StorageMojo




Robin Harris    


Why do storage systems fail?

February 24th, 2008 by Robin Harris in Architecture, Disk, Enterprise

It’s the disks, right?
We’ve heard much about disk failures - as recently as last week as well as last year’s reports from Google and CMU. But what about the rest of the system?

In a FAST ‘08 paper to be presented this week - Are Disks the Dominant Contributor for Storage Failures? A Comprehensive Study of Storage Subsystem Failure Characteristics - authors Weihang Jiang, Chongfeng Hu, Yuanyuan Zhou, and Arkady Kanevsky analyze logs from 39,000 systems over 44 months to get answers.

1.8 million disks in 155,000 shelves
NetApp provided data from a variety of systems, including near-line, low-end, mid-range and high-end arrays. The team analyzed the log reports to understand what components led to failures.

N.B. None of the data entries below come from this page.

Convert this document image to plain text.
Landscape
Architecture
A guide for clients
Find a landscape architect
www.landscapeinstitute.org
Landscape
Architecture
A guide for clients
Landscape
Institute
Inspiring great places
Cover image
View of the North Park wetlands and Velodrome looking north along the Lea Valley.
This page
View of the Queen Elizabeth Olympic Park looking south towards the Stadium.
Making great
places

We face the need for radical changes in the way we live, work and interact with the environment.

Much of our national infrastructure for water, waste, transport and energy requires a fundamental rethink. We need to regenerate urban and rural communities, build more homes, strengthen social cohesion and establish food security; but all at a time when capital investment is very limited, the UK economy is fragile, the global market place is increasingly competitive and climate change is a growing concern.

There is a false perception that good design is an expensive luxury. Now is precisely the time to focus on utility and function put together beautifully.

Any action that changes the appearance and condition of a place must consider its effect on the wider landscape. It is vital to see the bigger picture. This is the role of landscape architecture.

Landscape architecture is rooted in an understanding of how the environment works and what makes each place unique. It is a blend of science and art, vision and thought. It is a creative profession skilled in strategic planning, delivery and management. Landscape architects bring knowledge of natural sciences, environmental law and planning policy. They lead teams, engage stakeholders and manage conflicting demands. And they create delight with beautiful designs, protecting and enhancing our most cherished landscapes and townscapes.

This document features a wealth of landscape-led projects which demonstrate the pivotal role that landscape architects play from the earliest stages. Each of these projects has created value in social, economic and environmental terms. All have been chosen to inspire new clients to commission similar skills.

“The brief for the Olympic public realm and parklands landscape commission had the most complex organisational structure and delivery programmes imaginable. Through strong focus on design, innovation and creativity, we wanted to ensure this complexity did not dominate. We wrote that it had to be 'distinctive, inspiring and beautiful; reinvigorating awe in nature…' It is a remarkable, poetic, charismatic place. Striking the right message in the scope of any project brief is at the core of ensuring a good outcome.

The 15 page paper offers some interesting findings

  • Physical interconnect failures are a significant contributor - anywhere from 27-68% - of storage subsystem failures.
  • Subsystem failure rates that use the same disk models show similar disk failure rates - but the subsystem failure rates vary significantly.
  • Enclosures have a strong impact on subsystem failures. Some enclosures work better with some drives than others.
  • Dual-redundant FC shelf interconnects reduce annual failure rates 30-40%.
  • Interconnect and protocol failure rates are much more bursty than disk failures. Some 48% of overall subsystem failure arrive at the same shelf within 10,000 seconds (~ 3 hours) of the previous failure.
  • As interconnect failures are so bursty, resilience mechanisms beyond RAID are required to achieve subsystem availability.

What else?
They also found that enterprise drives had an AFR consistent with manufacturer specs - less than 1% AFR. This result derives from looking at the disks as the system does rather than as users see them.

The StorageMojo take
Interconnects, especially connectors, have long been fingered as a significant cause of the equipment problems - and not just in storage. While the team seems to report that interconnects are a greater cause of subsystem failure than disks, there seems to be some room for disagreement about what the numbers are telling us.

For example, this result doesn’t fully explain the delta between what disk users have found and the “trouble not found” rates that manufacturers report. Even if you accept the common 50% TNF vendors report, drive failures are still higher than this research finds.

Perhaps we should conclude that NetApp’s engineering is higher quality than the general run of storage arrays. Or perhaps system log analysis is still a dark art whose results are more indicative than conclusive.

Comments welcome, as always. I’m at the FAST ‘08 conference this week in the San Jose Fairmont hotel.

8 Responses to ' Why do storage systems fail? '

Subscribe to comments with RSS or TrackBack to ' Why do storage systems fail? '.

  1. Tony said,

    on February 25th, 2008 at 10:33 am

    Yes, connectors really suck (as I figure out where and what type of connectors to use in a new design) - but no connectors (hard-wired) is even worse!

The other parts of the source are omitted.